Synthesizing Programmatic Reinforcement Learning Policies with Large Language Model Guided Search

Abstract: Programmatic reinforcement learning (PRL) has been explored for representing policies through programs as a means to achieve interpretability and generalization. Despite promising outcomes, current state-of-the-art PRL methods are hindered by sample inefficiency, necessitating tens of millions of program-environment interactions. To tackle this challenge, we introduce a novel LLM-guided search framework (LLM-GS). Our key insight is to leverage the programming expertise and common sense reasoning of LLMs to enhance the efficiency of assumption-free, random-guessing search methods.
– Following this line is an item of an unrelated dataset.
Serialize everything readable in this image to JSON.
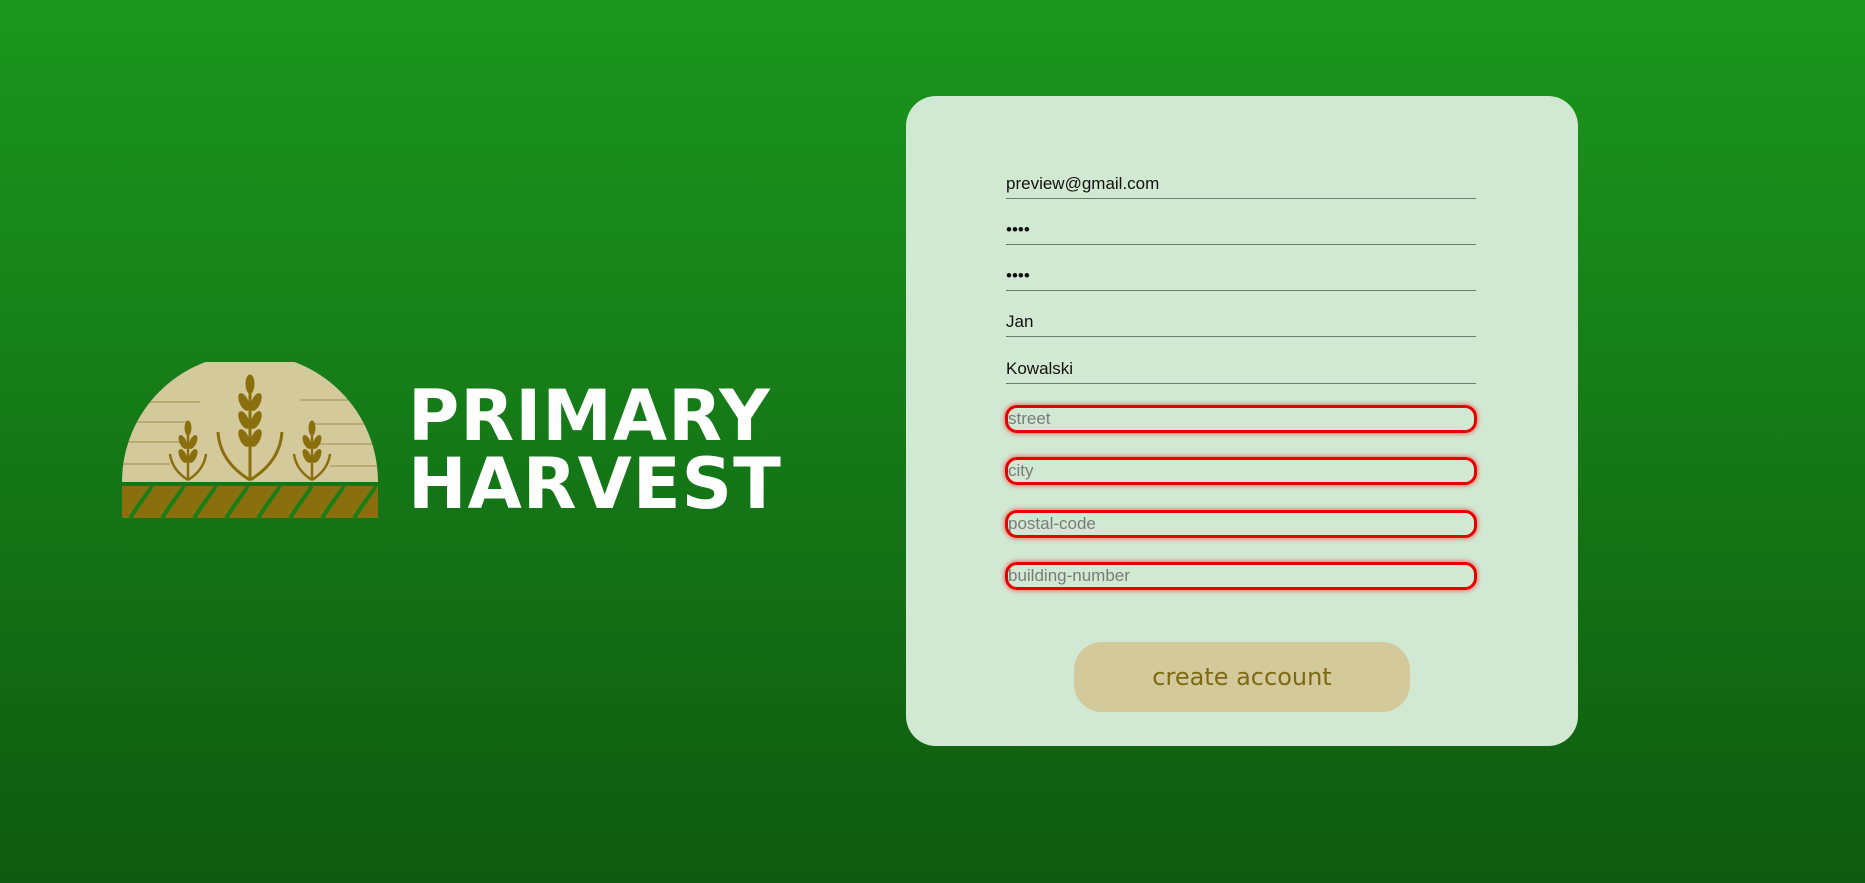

We address the challenge of LLMs' inability to generate precise and grammatically correct programs in domain-specific languages (DSLs) by proposing a Pythonic-DSL strategy - an LLM is instructed to initially generate Python codes and then convert them into DSL programs. To further optimize the LLM-generated programs, we develop a search algorithm named Scheduled Hill Climbing, designed to efficiently explore the programmatic search space to improve the programs consistently. Experimental results in the Karel domain demonstrate our LLM-GS framework's superior effectiveness and efficiency. Extensive ablation studies further verify the critical role of our Pythonic-DSL strategy and Scheduled Hill Climbing algorithm. Moreover, we conduct experiments with two novel tasks, showing that LLM-GS enables users without programming skills and knowledge of the domain or DSL to describe the tasks in natural language to obtain performant programs.